MB: How can we move past the forced swim test?
SF: Leaders in antidepressant development, including Pfizer, Johnson & Johnson, GlaskoSmithKline, and Bayer, have stated they will no longer use the forced swim test. Pfizer has acknowledged that “none of the compounds tested by Pfizer since 1989 using the [forced swim test] are currently approved to treat human depression, which means that the test did not lead to marketing these compounds as new medications.”
Similarly, in 2019, the director of the U.S. National Institute of Mental Health wrote that the forced swim and other similar tests “have largely failed to reveal translatable neural mechanisms, and lack specificity from a pharmacologic-validity perspective.”
Yet even as many labs move away from the forced swim test, its use as a screen for antidepressant properties is increasing in some sectors. Researchers still use the test to assess foods, herbs, and other commonly consumed, safe substances as treatments for depression.
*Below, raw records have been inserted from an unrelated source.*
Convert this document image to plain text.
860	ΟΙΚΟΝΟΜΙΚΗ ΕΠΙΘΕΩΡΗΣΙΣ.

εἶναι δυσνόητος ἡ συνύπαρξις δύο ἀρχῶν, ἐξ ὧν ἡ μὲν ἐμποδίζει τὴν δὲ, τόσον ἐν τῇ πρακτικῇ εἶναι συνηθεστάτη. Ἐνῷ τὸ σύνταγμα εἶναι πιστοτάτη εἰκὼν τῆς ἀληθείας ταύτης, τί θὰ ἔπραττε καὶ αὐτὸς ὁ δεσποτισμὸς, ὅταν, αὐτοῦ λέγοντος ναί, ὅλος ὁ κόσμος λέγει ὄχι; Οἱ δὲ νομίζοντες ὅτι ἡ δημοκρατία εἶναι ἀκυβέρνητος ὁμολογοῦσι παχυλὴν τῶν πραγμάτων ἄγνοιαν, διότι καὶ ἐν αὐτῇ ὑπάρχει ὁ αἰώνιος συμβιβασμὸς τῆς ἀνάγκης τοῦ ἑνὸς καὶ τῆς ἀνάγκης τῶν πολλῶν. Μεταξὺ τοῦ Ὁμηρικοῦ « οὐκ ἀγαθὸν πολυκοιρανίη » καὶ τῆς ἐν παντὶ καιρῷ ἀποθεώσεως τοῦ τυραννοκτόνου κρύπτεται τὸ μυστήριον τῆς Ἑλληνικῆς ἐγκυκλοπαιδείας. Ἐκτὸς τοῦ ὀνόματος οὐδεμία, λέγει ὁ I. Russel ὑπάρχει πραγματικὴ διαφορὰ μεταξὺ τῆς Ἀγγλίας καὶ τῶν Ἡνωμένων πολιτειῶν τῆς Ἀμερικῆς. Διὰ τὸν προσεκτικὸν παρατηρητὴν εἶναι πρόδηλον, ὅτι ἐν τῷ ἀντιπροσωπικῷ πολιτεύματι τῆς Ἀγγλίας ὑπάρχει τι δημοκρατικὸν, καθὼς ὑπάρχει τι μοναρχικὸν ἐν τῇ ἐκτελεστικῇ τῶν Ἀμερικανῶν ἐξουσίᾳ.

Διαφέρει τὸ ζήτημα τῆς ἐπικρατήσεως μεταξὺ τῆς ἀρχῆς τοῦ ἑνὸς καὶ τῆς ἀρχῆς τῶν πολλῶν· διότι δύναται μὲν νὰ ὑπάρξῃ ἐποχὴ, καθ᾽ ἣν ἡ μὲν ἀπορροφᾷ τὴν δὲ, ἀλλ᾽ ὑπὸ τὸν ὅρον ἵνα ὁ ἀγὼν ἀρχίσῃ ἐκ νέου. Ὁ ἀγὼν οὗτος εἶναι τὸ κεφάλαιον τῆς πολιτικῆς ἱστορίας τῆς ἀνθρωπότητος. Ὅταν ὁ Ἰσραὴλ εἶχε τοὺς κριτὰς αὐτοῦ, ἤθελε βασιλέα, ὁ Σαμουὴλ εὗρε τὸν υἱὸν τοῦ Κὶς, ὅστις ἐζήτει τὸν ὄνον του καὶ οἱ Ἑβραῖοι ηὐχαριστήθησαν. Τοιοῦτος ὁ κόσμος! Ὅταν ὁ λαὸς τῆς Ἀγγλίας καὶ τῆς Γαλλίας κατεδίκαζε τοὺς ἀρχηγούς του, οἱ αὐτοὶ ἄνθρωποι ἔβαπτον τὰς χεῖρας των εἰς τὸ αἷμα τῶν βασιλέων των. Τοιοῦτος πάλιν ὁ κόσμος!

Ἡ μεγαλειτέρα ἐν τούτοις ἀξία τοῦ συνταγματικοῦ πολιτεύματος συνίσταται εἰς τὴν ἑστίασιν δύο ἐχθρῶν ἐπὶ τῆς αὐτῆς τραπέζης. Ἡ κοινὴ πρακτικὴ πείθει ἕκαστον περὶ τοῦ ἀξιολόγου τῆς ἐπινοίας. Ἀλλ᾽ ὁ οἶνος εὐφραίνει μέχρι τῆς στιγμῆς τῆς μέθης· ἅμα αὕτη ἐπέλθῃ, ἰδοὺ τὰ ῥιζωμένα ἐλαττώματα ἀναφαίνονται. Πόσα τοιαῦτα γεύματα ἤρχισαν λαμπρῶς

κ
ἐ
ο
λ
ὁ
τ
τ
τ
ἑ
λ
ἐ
For example, academic researchers in France recently sought to assess the benefits of saffron for depression. Instead of recruiting human volunteers, they used the forced swim test.
Meanwhile, in the U.S., one group of researchers used the forced swim test to measure “depressive-like” behavior resulting from sleep apnea by waking mice up every two minutes with a horizontal bar sweeping across the floor of their cage. As with the saffron study, this could have been accomplished with humans, measuring depression using methods that have already been established with human participants.
With pay-to-publish journals becoming increasingly prevalent, there is no shortage of journals willing to publish questionable animal experiments like these.
A 2021 survey of journal editors showed that even those who are aware of the forced swim test’s failures are disinclined to reject papers that rely on it, citing their hesitance to “micromanage” the interpretation of methods. Yet, editors are not only within their means to reject papers for poor methodology, doing so is indeed one of their primary functions. Furthermore, the widely-accepted, NIH-endorsed “3Rs” ethics framework on using animals in research, which calls for nonanimal methods to replace animals wherever possible, gives cause for rejection.
While some industries are moving away from the forced swim test, others continue, despite its failure to serve as a valid measure of depression. Evidence of the test’s theoretical and predictive failures suggests the public, whose tax dollars partially fund this research, and who rely on accuracy in drug development, would be better served if researchers stopped using the forced swim test for good.